Они повели ее кругами, позволяя ядам, что они производили, просочиться в ее кровь, чтобы она донельзя ослабла, пока они прибудут к месту назначения: бассейну с разъеденными химикатами краями, затянутому радужной пленкой.
Мама размотала обрывки афиш, в которые я был запеленат. Флотилия прижала уши и зашипела, угрожая Синоду, а они, заулыбавшись своими черными улыбками, развели руками и отошли.
Мама держала меня, свое слишком человеческое дитя, за лодыжку, с вызовом глядя на краны на горизонте, опуская меня в бассейн.
Спрашиваешь, что потом? А сама как думаешь? Потом я изменился. Вобрал те проявления города, что копил Синод. Мой пот стал бензином, чтобы я не мерз даже самой холодной ночью. Я научился двигаться бесшумно и быстро, как тень. Мои раны стали затягиваться так же быстро, как нефтяная пленка над брошенным камнем. А Химический Синод, в свою очередь, потребовал плату.
Гаттергласс нашла меня, как всегда находила. Голуби увидели младенца на болотах и привели ее ко мне. Флотилия все еще шипела и выла, не давая Синоду подойти. Глас каждый раз говорит, что я не плакал, просто, хихикая, пялился на облака, опьяневший от испарений. Я даже не знал, что мама ушла.

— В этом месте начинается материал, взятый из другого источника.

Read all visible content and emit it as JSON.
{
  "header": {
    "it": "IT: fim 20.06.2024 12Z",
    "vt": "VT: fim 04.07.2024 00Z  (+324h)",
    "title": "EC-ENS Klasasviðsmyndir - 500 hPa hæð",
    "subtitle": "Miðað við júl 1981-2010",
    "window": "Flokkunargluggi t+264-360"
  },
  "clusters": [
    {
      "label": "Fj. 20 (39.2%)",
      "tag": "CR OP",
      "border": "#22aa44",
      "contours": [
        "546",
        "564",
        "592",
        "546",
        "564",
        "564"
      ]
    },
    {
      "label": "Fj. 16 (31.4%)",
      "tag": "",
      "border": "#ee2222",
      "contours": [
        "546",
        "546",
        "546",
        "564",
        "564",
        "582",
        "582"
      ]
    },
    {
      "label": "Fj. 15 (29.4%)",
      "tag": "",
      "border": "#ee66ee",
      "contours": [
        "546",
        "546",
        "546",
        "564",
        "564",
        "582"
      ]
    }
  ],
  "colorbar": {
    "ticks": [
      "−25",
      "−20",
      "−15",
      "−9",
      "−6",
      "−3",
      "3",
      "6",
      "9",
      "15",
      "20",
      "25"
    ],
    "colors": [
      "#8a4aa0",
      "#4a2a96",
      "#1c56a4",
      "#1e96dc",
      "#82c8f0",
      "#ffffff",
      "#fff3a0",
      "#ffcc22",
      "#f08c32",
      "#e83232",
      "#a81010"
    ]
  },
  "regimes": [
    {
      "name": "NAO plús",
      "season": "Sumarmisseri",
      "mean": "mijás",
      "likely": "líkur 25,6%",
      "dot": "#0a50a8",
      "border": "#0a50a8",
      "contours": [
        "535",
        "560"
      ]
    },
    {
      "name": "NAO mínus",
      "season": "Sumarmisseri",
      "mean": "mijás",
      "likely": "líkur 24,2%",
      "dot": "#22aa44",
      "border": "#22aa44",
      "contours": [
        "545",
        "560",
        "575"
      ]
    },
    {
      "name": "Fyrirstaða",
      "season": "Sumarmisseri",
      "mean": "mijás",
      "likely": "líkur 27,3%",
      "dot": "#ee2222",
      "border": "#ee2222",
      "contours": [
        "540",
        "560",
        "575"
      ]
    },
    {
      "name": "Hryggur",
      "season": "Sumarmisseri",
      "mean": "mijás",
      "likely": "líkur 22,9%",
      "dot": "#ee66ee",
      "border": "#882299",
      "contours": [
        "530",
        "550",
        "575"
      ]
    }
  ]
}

Никто, кроме Синода, не знает, что с нее потребовали, но какой бы ни была цена, платить Матери Улиц было нечем. Вот почему она ушла, должно быть: чтобы раздобыть это. Вот почему она исчезла.
Немного погодя, Флотилия тоже исчезла, последовав за ней, и с того дня от Шепердс-Буш и до Крипл-гейта никто не видел ни Матери Улиц, ни ее Кошек.